Rover 25

The Rover's Return?
by Ross Finlay (08 Dec 99)

Rover - now being firmly promoted as part of the BMW Group - has its supermini for the start of the new century in place. The 25 is a modest-budget update of the previous 200, although there are many more improvements than a glance at the exterior, with its revised front and rear styling to match the 75, suggests.

Most of the body panels have been carried over, and so has much of the interior. But the 25 looks fine, if familiar, thanks partly to some more imaginative road wheels. The 200 cabin was pretty good in detail, and the 25 builds on that with revised trim materials and colour schemes. If you know the 200, though, you know the 25, because this is nothing like an all-new design.

Rover has improved the engine choice. By the middle of next year there will be seven different power units, with the entry-level K-series 1100 being the last of them to appear.

For the moment, the catalogue includes a 1.4-litre in 82 and 101bhp stages of tune, a 106bhp 1.6 which seems quite a small step-up, a 114bhp 1.8 which comes only in the models fitted with Steptronic CVT, a 99bhp two-litre turbo diesel, and a rousing MGF-style 1.8-litre VVC, with 142bhp on tap, for the GTi.
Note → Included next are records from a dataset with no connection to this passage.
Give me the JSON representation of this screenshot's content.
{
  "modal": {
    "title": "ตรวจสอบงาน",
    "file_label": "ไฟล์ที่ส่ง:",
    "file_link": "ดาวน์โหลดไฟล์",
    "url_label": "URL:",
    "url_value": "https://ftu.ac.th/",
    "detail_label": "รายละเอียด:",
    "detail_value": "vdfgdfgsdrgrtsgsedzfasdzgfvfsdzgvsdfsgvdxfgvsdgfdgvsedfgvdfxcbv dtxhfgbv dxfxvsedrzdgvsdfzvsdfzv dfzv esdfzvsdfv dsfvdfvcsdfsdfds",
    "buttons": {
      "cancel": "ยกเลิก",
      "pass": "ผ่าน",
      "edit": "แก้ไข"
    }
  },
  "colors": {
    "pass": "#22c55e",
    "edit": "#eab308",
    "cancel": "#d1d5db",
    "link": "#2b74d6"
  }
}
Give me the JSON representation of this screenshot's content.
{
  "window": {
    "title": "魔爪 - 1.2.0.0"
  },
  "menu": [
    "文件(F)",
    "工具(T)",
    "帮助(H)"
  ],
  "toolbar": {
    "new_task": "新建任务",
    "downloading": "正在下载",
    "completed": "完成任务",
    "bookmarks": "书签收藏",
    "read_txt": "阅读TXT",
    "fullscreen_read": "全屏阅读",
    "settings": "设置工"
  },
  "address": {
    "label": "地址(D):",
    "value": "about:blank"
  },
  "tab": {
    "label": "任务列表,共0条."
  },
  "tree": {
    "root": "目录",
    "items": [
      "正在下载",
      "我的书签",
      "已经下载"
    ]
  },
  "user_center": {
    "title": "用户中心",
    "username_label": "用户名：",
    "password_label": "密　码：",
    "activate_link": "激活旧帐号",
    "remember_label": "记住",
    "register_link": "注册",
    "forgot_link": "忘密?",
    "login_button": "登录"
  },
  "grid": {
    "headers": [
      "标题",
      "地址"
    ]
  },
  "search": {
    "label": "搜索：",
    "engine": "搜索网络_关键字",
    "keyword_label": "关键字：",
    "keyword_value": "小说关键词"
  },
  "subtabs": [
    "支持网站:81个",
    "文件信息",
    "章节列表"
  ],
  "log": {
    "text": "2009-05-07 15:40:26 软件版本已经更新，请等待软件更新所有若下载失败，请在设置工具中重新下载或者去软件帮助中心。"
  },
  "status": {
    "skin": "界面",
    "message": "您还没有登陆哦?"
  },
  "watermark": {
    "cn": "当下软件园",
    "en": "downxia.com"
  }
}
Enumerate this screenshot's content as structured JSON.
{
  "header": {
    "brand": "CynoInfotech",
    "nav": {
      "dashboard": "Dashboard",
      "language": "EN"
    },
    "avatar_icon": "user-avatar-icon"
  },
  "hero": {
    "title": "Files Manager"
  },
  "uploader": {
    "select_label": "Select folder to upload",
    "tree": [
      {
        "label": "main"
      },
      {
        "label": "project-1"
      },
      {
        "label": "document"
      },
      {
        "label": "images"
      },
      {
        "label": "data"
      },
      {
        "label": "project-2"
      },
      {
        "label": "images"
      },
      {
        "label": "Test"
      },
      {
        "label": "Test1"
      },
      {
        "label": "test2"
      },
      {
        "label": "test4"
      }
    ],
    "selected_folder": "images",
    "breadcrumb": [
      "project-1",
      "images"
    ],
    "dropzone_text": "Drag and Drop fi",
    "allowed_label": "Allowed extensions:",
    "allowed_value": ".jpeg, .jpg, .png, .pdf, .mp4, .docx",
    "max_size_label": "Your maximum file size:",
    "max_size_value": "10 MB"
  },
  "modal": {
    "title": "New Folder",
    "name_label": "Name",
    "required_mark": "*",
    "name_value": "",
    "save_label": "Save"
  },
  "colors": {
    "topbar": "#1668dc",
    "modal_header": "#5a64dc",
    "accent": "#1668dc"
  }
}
Lower entry prices will come with next year's 1.1-litre models, already announced as costing from £8295 for the three-door hatchback. For now, they start at £9395 for the 82bhp 1.4, £11,495 for the 101bhp version, £12,645 for the 1.6, £13,645 for the 1.8 Steptronic, £11,895 for the turbo diesel, and £14,995 for the GTi.

Various trim and equipment levels are available at each stage, apart from the on-its-own GTi. For five-door bodywork, available on all models including the GTi, add £500.

Rover makes no bones about the fact that this is a premium priced supermini. Neither is it trying to kid anybody that it won't have to work very hard to build on its lowest-in-modern-times market share.

At the launch near Shrewsbury, most of us were flabbergasted when one of our number suggested to some high-ranking Rover people that the company's plight was due in considerable degree to the bad things the media have been saying about it.

Look, no journalist I know of really wants Rover to go down the plumbing, although the way it operated until recently had a few hands reaching tentatively for the chain. But the latest Anglo-German, or more accurately German-Anglo management seems to be doing its best to haul round what was previously a badly run, poorly equipped, basket-case enterprise.

Rover Cars now has a clearly defined role within the BMW Group: to concentrate on the lower medium sector of the market, persevere with front-wheel drive, which BMW reckons is not its own thing, and jack up its export sales. And dealers have sunk something like £250m into new premises and uprated dealership facilities.

Is the 25 going to help them recoup their investment? What worries some of us is that, like the 45 coming along soon, this is a revised version of a car which had already been in the catalogue for several years.

But it looks well, feels solidly built, has a much more up-market cabin than several, although not all, of its direct rivals. Engines have been updated, and the chassis engineers have given the 25 a generally more sporting feel. In fact, the new cars stress handling rather than ride.

At the end of the day, management, marketing and dealer input do only so much. The rest depends on how potential owners work out the equation: 200 divided by eight equals what, exactly?